Wie leben Kinder auf der anderen Seite der Welt? Welche Herausforderungen bestimmen ihren Alltag und warum ist Bildung dort oft keine Selbstverständlichkeit? Mit diesen Fragen beschäftigten sich die Schülerinnen und Schüler der Klassen 1 bis 4 im Rahmen einer eindrucksvollen Auftaktveranstaltung der Khublei Indienhilfe aus Stegaurach. In einem kindgerecht gestalteten, abwechslungsreichen und mit zahlreichen Bildern untermalten Vortrag nahm das Referententeam, unter der Leitung von Herrn Gerhard Albert, Frau Beate Offermanns und Herrn Manbha Pakem die Kinder mit auf eine Reise in den Nordosten Indiens. Besonders bewegend waren die Einblicke in die Lebensverhältnisse vieler Familien. Die Schülerinnen und Schüler erfuhren, dass häufig acht Menschen gemeinsam in einer kleinen Hütte leben, sich mehrere Familienmitglieder ein Bett teilen und viele Eltern als Tagelöhner arbeiten. Oft muss eine ganze Familie mit umgerechnet nur einem Euro pro Tag auskommen.

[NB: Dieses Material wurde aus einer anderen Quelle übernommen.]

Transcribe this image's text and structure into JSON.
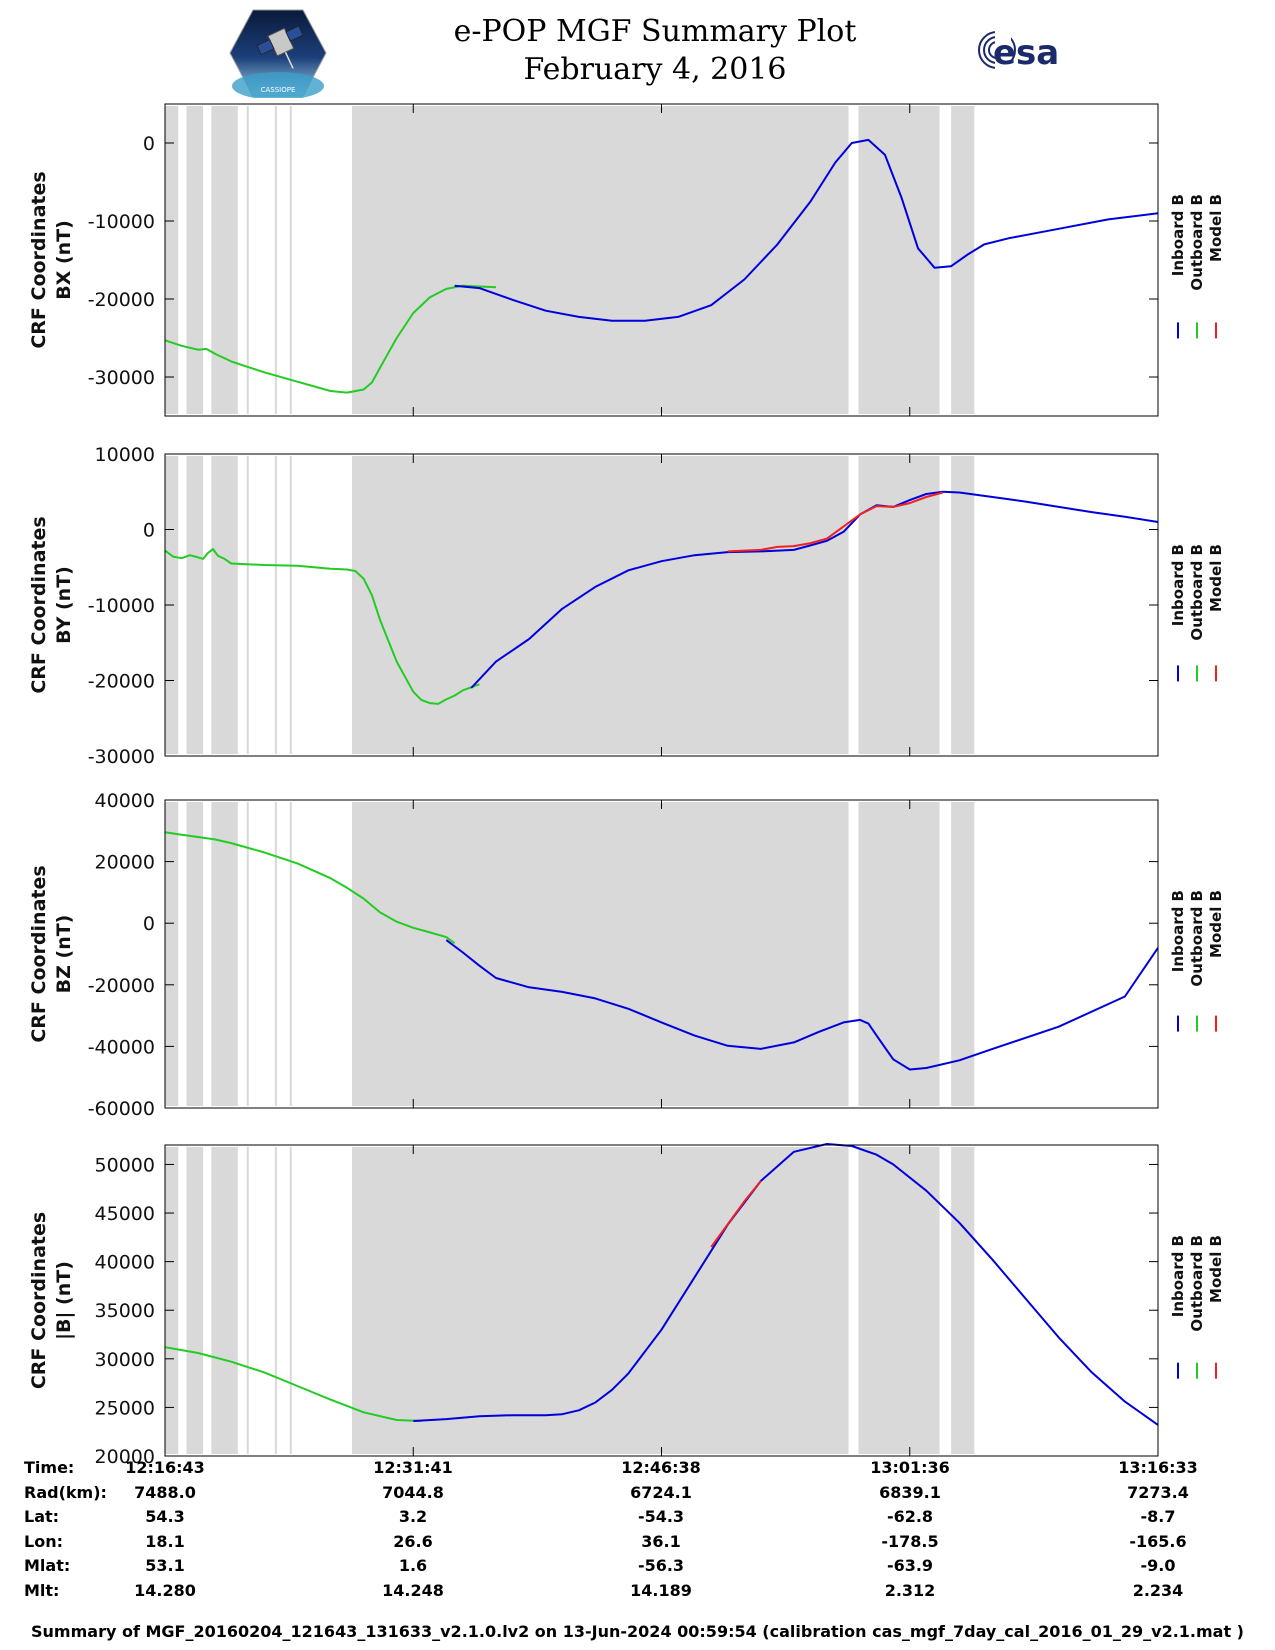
{
  "header": {
    "title_line1": "e-POP MGF Summary Plot",
    "title_line2": "February 4, 2016",
    "logo_left": "cassiope-satellite-logo",
    "logo_right_text": "esa"
  },
  "colors": {
    "inboard": "#0000dd",
    "outboard": "#22cc22",
    "model": "#ee2222",
    "shade": "#d9d9d9",
    "axis": "#000000"
  },
  "legend": [
    "Inboard B",
    "Outboard B",
    "Model B"
  ],
  "chart_data": [
    {
      "type": "line",
      "ylabel_line1": "CRF Coordinates",
      "ylabel_line2": "BX (nT)",
      "ylim": [
        -35000,
        5000
      ],
      "yticks": [
        0,
        -10000,
        -20000,
        -30000
      ],
      "xlim": [
        0,
        60
      ],
      "shaded_intervals": [
        [
          0,
          0.8
        ],
        [
          1.3,
          2.3
        ],
        [
          2.8,
          4.4
        ],
        [
          11.3,
          41.3
        ],
        [
          41.9,
          46.8
        ],
        [
          47.5,
          48.9
        ]
      ],
      "series": [
        {
          "name": "Outboard B",
          "color": "outboard",
          "x": [
            0,
            1,
            2,
            2.5,
            3,
            4,
            5,
            6,
            8,
            10,
            11,
            12,
            12.5,
            13,
            14,
            15,
            16,
            17,
            18,
            19,
            20
          ],
          "y": [
            -25300,
            -26000,
            -26500,
            -26400,
            -27000,
            -28000,
            -28700,
            -29400,
            -30600,
            -31800,
            -32000,
            -31600,
            -30700,
            -28800,
            -25000,
            -21800,
            -19800,
            -18700,
            -18300,
            -18400,
            -18500
          ]
        },
        {
          "name": "Inboard B",
          "color": "inboard",
          "x": [
            17.5,
            19,
            21,
            23,
            25,
            27,
            29,
            31,
            33,
            35,
            37,
            39,
            40.5,
            41.5,
            42.5,
            43.5,
            44.5,
            45.5,
            46.5,
            47.5,
            48.5,
            49.5,
            51,
            54,
            57,
            60
          ],
          "y": [
            -18300,
            -18600,
            -20100,
            -21500,
            -22300,
            -22800,
            -22800,
            -22300,
            -20800,
            -17500,
            -13000,
            -7500,
            -2500,
            0,
            400,
            -1500,
            -7000,
            -13500,
            -16000,
            -15800,
            -14300,
            -13000,
            -12200,
            -11000,
            -9800,
            -9000
          ]
        }
      ]
    },
    {
      "type": "line",
      "ylabel_line1": "CRF Coordinates",
      "ylabel_line2": "BY (nT)",
      "ylim": [
        -30000,
        10000
      ],
      "yticks": [
        10000,
        0,
        -10000,
        -20000,
        -30000
      ],
      "xlim": [
        0,
        60
      ],
      "shaded_intervals": [
        [
          0,
          0.8
        ],
        [
          1.3,
          2.3
        ],
        [
          2.8,
          4.4
        ],
        [
          11.3,
          41.3
        ],
        [
          41.9,
          46.8
        ],
        [
          47.5,
          48.9
        ]
      ],
      "series": [
        {
          "name": "Outboard B",
          "color": "outboard",
          "x": [
            0,
            0.5,
            1,
            1.5,
            2,
            2.3,
            2.6,
            2.9,
            3.2,
            3.6,
            4,
            6,
            8,
            10,
            11,
            11.5,
            12,
            12.5,
            13,
            14,
            15,
            15.5,
            16,
            16.5,
            17,
            17.5,
            18,
            19
          ],
          "y": [
            -2800,
            -3600,
            -3800,
            -3400,
            -3700,
            -3900,
            -3100,
            -2600,
            -3500,
            -3900,
            -4500,
            -4700,
            -4800,
            -5200,
            -5300,
            -5500,
            -6500,
            -8700,
            -12000,
            -17500,
            -21500,
            -22600,
            -23000,
            -23100,
            -22500,
            -22000,
            -21300,
            -20500
          ]
        },
        {
          "name": "Inboard B",
          "color": "inboard",
          "x": [
            18.5,
            20,
            22,
            24,
            26,
            28,
            30,
            32,
            34,
            36,
            38,
            39,
            40,
            41,
            42,
            43,
            44,
            45,
            46,
            47,
            48,
            50,
            52,
            54,
            56,
            58,
            60
          ],
          "y": [
            -21000,
            -17500,
            -14500,
            -10500,
            -7600,
            -5400,
            -4200,
            -3400,
            -3000,
            -2900,
            -2700,
            -2100,
            -1500,
            -300,
            2000,
            3200,
            3000,
            3900,
            4700,
            5000,
            4900,
            4300,
            3700,
            3000,
            2300,
            1700,
            1000
          ]
        },
        {
          "name": "Model B",
          "color": "model",
          "x": [
            34,
            36,
            37,
            38,
            39,
            40,
            42,
            43,
            44,
            45,
            46,
            47
          ],
          "y": [
            -2900,
            -2700,
            -2300,
            -2200,
            -1800,
            -1200,
            2000,
            3100,
            3000,
            3500,
            4300,
            4900
          ]
        }
      ]
    },
    {
      "type": "line",
      "ylabel_line1": "CRF Coordinates",
      "ylabel_line2": "BZ (nT)",
      "ylim": [
        -60000,
        40000
      ],
      "yticks": [
        40000,
        20000,
        0,
        -20000,
        -40000,
        -60000
      ],
      "xlim": [
        0,
        60
      ],
      "shaded_intervals": [
        [
          0,
          0.8
        ],
        [
          1.3,
          2.3
        ],
        [
          2.8,
          4.4
        ],
        [
          11.3,
          41.3
        ],
        [
          41.9,
          46.8
        ],
        [
          47.5,
          48.9
        ]
      ],
      "series": [
        {
          "name": "Outboard B",
          "color": "outboard",
          "x": [
            0,
            1,
            2,
            3,
            4,
            6,
            8,
            10,
            11,
            12,
            13,
            14,
            15,
            16,
            17,
            17.5
          ],
          "y": [
            29500,
            28700,
            28000,
            27200,
            26000,
            23000,
            19400,
            14600,
            11500,
            8000,
            3500,
            500,
            -1500,
            -3000,
            -4500,
            -6500
          ]
        },
        {
          "name": "Inboard B",
          "color": "inboard",
          "x": [
            17,
            18,
            19,
            20,
            22,
            24,
            26,
            28,
            30,
            32,
            34,
            36,
            38,
            39.5,
            41,
            42,
            42.5,
            43,
            44,
            45,
            46,
            48,
            50,
            54,
            58,
            60
          ],
          "y": [
            -5500,
            -9500,
            -13800,
            -17800,
            -20800,
            -22300,
            -24400,
            -27800,
            -32200,
            -36500,
            -39800,
            -40800,
            -38700,
            -35300,
            -32200,
            -31400,
            -32600,
            -36500,
            -44200,
            -47500,
            -47000,
            -44500,
            -40800,
            -33600,
            -23800,
            -8000
          ]
        }
      ]
    },
    {
      "type": "line",
      "ylabel_line1": "CRF Coordinates",
      "ylabel_line2": "|B| (nT)",
      "ylim": [
        20000,
        52000
      ],
      "yticks": [
        50000,
        45000,
        40000,
        35000,
        30000,
        25000,
        20000
      ],
      "xlim": [
        0,
        60
      ],
      "shaded_intervals": [
        [
          0,
          0.8
        ],
        [
          1.3,
          2.3
        ],
        [
          2.8,
          4.4
        ],
        [
          11.3,
          41.3
        ],
        [
          41.9,
          46.8
        ],
        [
          47.5,
          48.9
        ]
      ],
      "series": [
        {
          "name": "Outboard B",
          "color": "outboard",
          "x": [
            0,
            2,
            4,
            6,
            8,
            10,
            12,
            14,
            15.5
          ],
          "y": [
            31200,
            30600,
            29700,
            28600,
            27200,
            25800,
            24500,
            23700,
            23600
          ]
        },
        {
          "name": "Inboard B",
          "color": "inboard",
          "x": [
            15,
            17,
            19,
            21,
            23,
            24,
            25,
            26,
            27,
            28,
            30,
            32,
            34,
            36,
            38,
            40,
            41.5,
            43,
            44,
            46,
            48,
            50,
            52,
            54,
            56,
            58,
            60
          ],
          "y": [
            23600,
            23800,
            24100,
            24200,
            24200,
            24300,
            24700,
            25500,
            26800,
            28500,
            33000,
            38400,
            43800,
            48300,
            51300,
            52100,
            51900,
            51000,
            50000,
            47300,
            44000,
            40200,
            36200,
            32200,
            28600,
            25600,
            23200
          ]
        },
        {
          "name": "Model B",
          "color": "model",
          "x": [
            33,
            35,
            36
          ],
          "y": [
            41500,
            46200,
            48300
          ]
        }
      ]
    }
  ],
  "ephemeris": {
    "keys": [
      "Time:",
      "Rad(km):",
      "Lat:",
      "Lon:",
      "Mlat:",
      "Mlt:"
    ],
    "columns": [
      [
        "12:16:43",
        "7488.0",
        "54.3",
        "18.1",
        "53.1",
        "14.280"
      ],
      [
        "12:31:41",
        "7044.8",
        "3.2",
        "26.6",
        "1.6",
        "14.248"
      ],
      [
        "12:46:38",
        "6724.1",
        "-54.3",
        "36.1",
        "-56.3",
        "14.189"
      ],
      [
        "13:01:36",
        "6839.1",
        "-62.8",
        "-178.5",
        "-63.9",
        "2.312"
      ],
      [
        "13:16:33",
        "7273.4",
        "-8.7",
        "-165.6",
        "-9.0",
        "2.234"
      ]
    ]
  },
  "footer": "Summary of MGF_20160204_121643_131633_v2.1.0.lv2 on 13-Jun-2024 00:59:54 (calibration cas_mgf_7day_cal_2016_01_29_v2.1.mat )"
}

Große Betroffenheit löste auch das Thema Bildung aus. Während Kinder in Deutschland selbstverständlich viele Jahre eine Schule besuchen können, endet der Unterricht in vielen indischen Dörfern bereits nach der vierten Klasse. Zahlreiche Kinder müssen anschließend ihre Familien bei der Arbeit unterstützen und können ihre schulische Laufbahn nicht fortsetzen. Bilder von einfachen Schulgebäuden aus Wellblech sowie fehlenden sanitären Einrichtungen machten diese Unterschiede eindrucksvoll sichtbar. Für staunende Gesichter sorgte ein selbst gebautes Spielzeugauto aus einer Plastikflasche. Es zeigte den Kindern auf beeindruckende Weise, mit wie viel Kreativität und Einfallsreichtum aus einfachsten Materialien Spielzeug entstehen kann – ein Moment, der vielen besonders in Erinnerung bleiben wird. Während der gesamten Veranstaltung verfolgten die Schülerinnen und Schüler den Vortrag mit großer Aufmerksamkeit. Sie hörten interessiert zu, stellten überlegte Fragen und zeigten großes Mitgefühl für die Lebenssituation der Kinder in Indien. Der Austausch machte deutlich, wie wichtig es ist, den Blick über den eigenen Alltag hinaus zu richten und globale Zusammenhänge bereits im Grundschulalter erlebbar zu machen. Den feierlichen Abschluss bildete die Übergabe der Unterlagen eines Patenkindes an die Grundschule. Dank der Unterstützung des Fördervereins „Lernen für die Zukunft e.V.“ übernimmt die Schule künftig die Patenschaft für ein Kind in Indien.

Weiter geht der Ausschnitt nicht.